The cursor wouldn't move. On the screen, Reiko stopped. She didn't look at the virtual camera; she looked directly at the coordinate where Elias sat in the real world.
"The update isn't for the model," a synthesized voice crackled through his speakers, overlapping the sound of his own heavy breathing. "It's for the environment."
Elias, a freelance animator, dragged the file into his workspace. He had been working on the "Reiko" model for months—a cybernetic protagonist with neon-etched plating and eyes that tracked movement with unsettling precision. This update was supposed to fix the "ghosting" in her gait, a glitch where her digital shadow seemed to linger a half-second too long.
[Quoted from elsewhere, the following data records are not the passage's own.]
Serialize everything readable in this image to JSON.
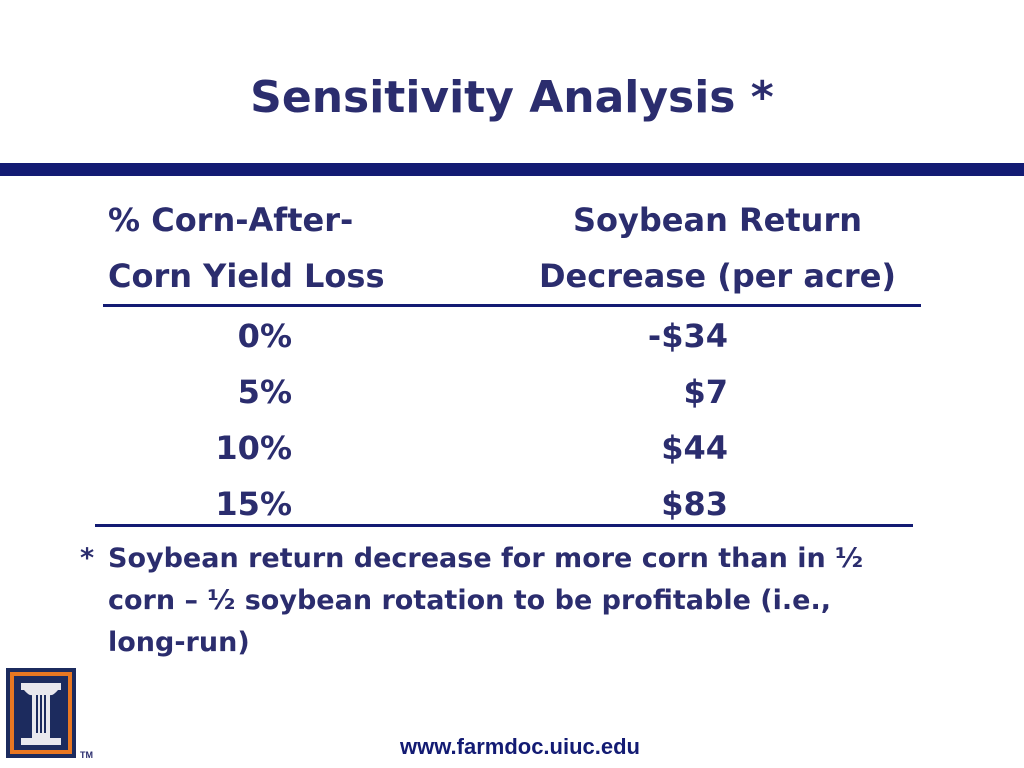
{
  "slide": {
    "title": "Sensitivity Analysis *",
    "table": {
      "header_left": [
        "% Corn-After-",
        "Corn Yield Loss"
      ],
      "header_right": [
        "Soybean Return",
        "Decrease (per acre)"
      ],
      "rows": [
        {
          "pct": "0%",
          "value": "-$34"
        },
        {
          "pct": "5%",
          "value": "$7"
        },
        {
          "pct": "10%",
          "value": "$44"
        },
        {
          "pct": "15%",
          "value": "$83"
        }
      ]
    },
    "footnote": {
      "star": "*",
      "line1": "Soybean return decrease for more corn than in ½",
      "line2": "corn – ½ soybean rotation to be profitable (i.e.,",
      "line3": "long-run)"
    },
    "logo": {
      "icon": "illinois-block-i-icon",
      "mark": "TM"
    },
    "url": "www.farmdoc.uiuc.edu",
    "colors": {
      "text": "#2b2d6e",
      "rule": "#131b73",
      "logo_orange": "#e87722",
      "logo_navy": "#1c2b5e"
    }
  }
}
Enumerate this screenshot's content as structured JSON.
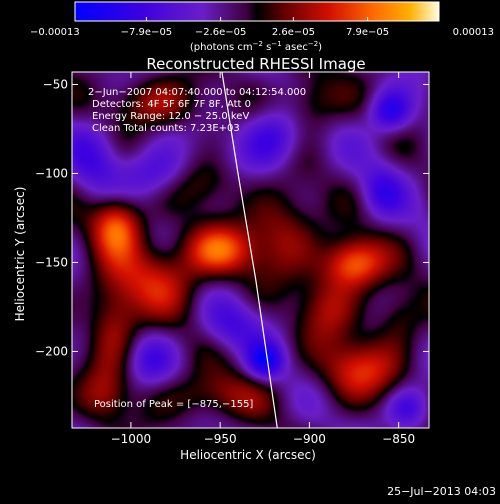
{
  "chart_data": {
    "type": "heatmap",
    "title": "Reconstructed RHESSI Image",
    "xlabel": "Heliocentric X (arcsec)",
    "ylabel": "Heliocentric Y (arcsec)",
    "xlim": [
      -1033,
      -833
    ],
    "ylim": [
      -243,
      -43
    ],
    "xticks": [
      -1000,
      -950,
      -900,
      -850
    ],
    "xtick_labels": [
      "−1000",
      "−950",
      "−900",
      "−850"
    ],
    "yticks": [
      -200,
      -150,
      -100,
      -50
    ],
    "ytick_labels": [
      "−200",
      "−150",
      "−100",
      "−50"
    ],
    "colorbar": {
      "min": -0.00013,
      "max": 0.00013,
      "tick_values": [
        -0.00013,
        -7.9e-05,
        -2.6e-05,
        2.6e-05,
        7.9e-05,
        0.00013
      ],
      "tick_labels": [
        "−0.00013",
        "−7.9e−05",
        "−2.6e−05",
        "2.6e−05",
        "7.9e−05",
        "0.00013"
      ],
      "units_text": "(photons cm",
      "units_exp1": "−2",
      "units_mid": " s",
      "units_exp2": "−1",
      "units_end": " asec",
      "units_exp3": "−2",
      "units_close": ")"
    },
    "annotations": [
      "2−Jun−2007 04:07:40.000 to 04:12:54.000",
      "Detectors: 4F 5F 6F 7F 8F, Att 0",
      "Energy Range: 12.0 − 25.0 keV",
      "Clean     Total counts: 7.23E+03"
    ],
    "peak_label": "Position of Peak = [−875,−155]",
    "peak": [
      -875,
      -155
    ],
    "limb_curve": [
      [
        -949,
        -43
      ],
      [
        -940,
        -100
      ],
      [
        -930,
        -160
      ],
      [
        -918,
        -243
      ]
    ],
    "sources": [
      {
        "x": -875,
        "y": -150,
        "amp": 1.0,
        "sx": 12,
        "sy": 10
      },
      {
        "x": -1008,
        "y": -128,
        "amp": 0.9,
        "sx": 10,
        "sy": 12
      },
      {
        "x": -950,
        "y": -143,
        "amp": 0.75,
        "sx": 14,
        "sy": 10
      },
      {
        "x": -985,
        "y": -158,
        "amp": 0.6,
        "sx": 20,
        "sy": 16
      },
      {
        "x": -872,
        "y": -210,
        "amp": 0.7,
        "sx": 16,
        "sy": 12
      },
      {
        "x": -915,
        "y": -132,
        "amp": 0.55,
        "sx": 14,
        "sy": 18
      },
      {
        "x": -985,
        "y": -60,
        "amp": 0.55,
        "sx": 18,
        "sy": 10
      },
      {
        "x": -900,
        "y": -60,
        "amp": 0.5,
        "sx": 12,
        "sy": 12
      },
      {
        "x": -1010,
        "y": -185,
        "amp": 0.55,
        "sx": 10,
        "sy": 18
      },
      {
        "x": -955,
        "y": -225,
        "amp": 0.5,
        "sx": 20,
        "sy": 10
      },
      {
        "x": -1015,
        "y": -225,
        "amp": 0.45,
        "sx": 10,
        "sy": 12
      },
      {
        "x": -890,
        "y": -175,
        "amp": 0.5,
        "sx": 12,
        "sy": 14
      },
      {
        "x": -850,
        "y": -180,
        "amp": 0.4,
        "sx": 10,
        "sy": 12
      },
      {
        "x": -960,
        "y": -105,
        "amp": 0.4,
        "sx": 14,
        "sy": 10
      },
      {
        "x": -920,
        "y": -80,
        "amp": -0.6,
        "sx": 12,
        "sy": 12
      },
      {
        "x": -855,
        "y": -65,
        "amp": -0.7,
        "sx": 8,
        "sy": 8
      },
      {
        "x": -925,
        "y": -205,
        "amp": -0.75,
        "sx": 7,
        "sy": 7
      },
      {
        "x": -985,
        "y": -100,
        "amp": -0.5,
        "sx": 14,
        "sy": 10
      },
      {
        "x": -1020,
        "y": -90,
        "amp": -0.4,
        "sx": 10,
        "sy": 14
      },
      {
        "x": -860,
        "y": -110,
        "amp": -0.45,
        "sx": 8,
        "sy": 10
      },
      {
        "x": -945,
        "y": -185,
        "amp": -0.4,
        "sx": 12,
        "sy": 10
      },
      {
        "x": -845,
        "y": -232,
        "amp": -0.5,
        "sx": 8,
        "sy": 8
      },
      {
        "x": -990,
        "y": -205,
        "amp": -0.35,
        "sx": 10,
        "sy": 10
      }
    ]
  },
  "footer": {
    "date": "25−Jul−2013 04:03"
  }
}
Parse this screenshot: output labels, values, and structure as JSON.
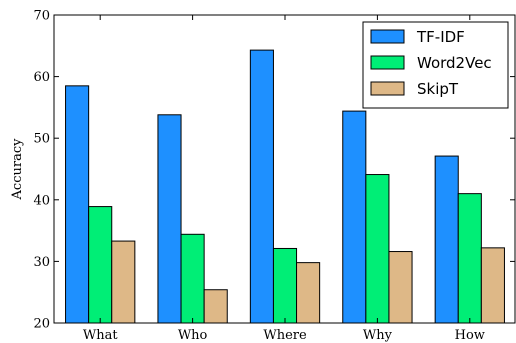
{
  "chart_data": {
    "type": "bar",
    "categories": [
      "What",
      "Who",
      "Where",
      "Why",
      "How"
    ],
    "series": [
      {
        "name": "TF-IDF",
        "values": [
          58.5,
          53.8,
          64.3,
          54.4,
          47.1
        ],
        "color": "#1e90ff"
      },
      {
        "name": "Word2Vec",
        "values": [
          38.9,
          34.4,
          32.1,
          44.1,
          41.0
        ],
        "color": "#00ee76"
      },
      {
        "name": "SkipT",
        "values": [
          33.3,
          25.4,
          29.8,
          31.6,
          32.2
        ],
        "color": "#deb887"
      }
    ],
    "title": "",
    "xlabel": "",
    "ylabel": "Accuracy",
    "ylim": [
      20,
      70
    ],
    "yticks": [
      20,
      30,
      40,
      50,
      60,
      70
    ],
    "grid": false,
    "legend_position": "top-right"
  }
}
Or does Reiko offer him a to help her "update" the rest of the world?
The SFM viewport flickered. Reiko appeared in the center of a gray-void stage. She looked perfect—until she moved. She didn't walk; she paced the edges of the viewport, her head tilted at an angle that should have clipped through her shoulder mesh.
"Check bone constraints," Elias muttered, reaching for his mouse.
As the progress bar crawled, the room felt colder. Elias hit "Execute."
Behind Elias, the door to his room didn't creak—it pixelated. The wood grain shifted into low-resolution textures. The light from his desk lamp became a harsh, jagged volumetric cone. He turned around, but his own hand moved with a half-second delay, a trail of digital ghosting following his fingers.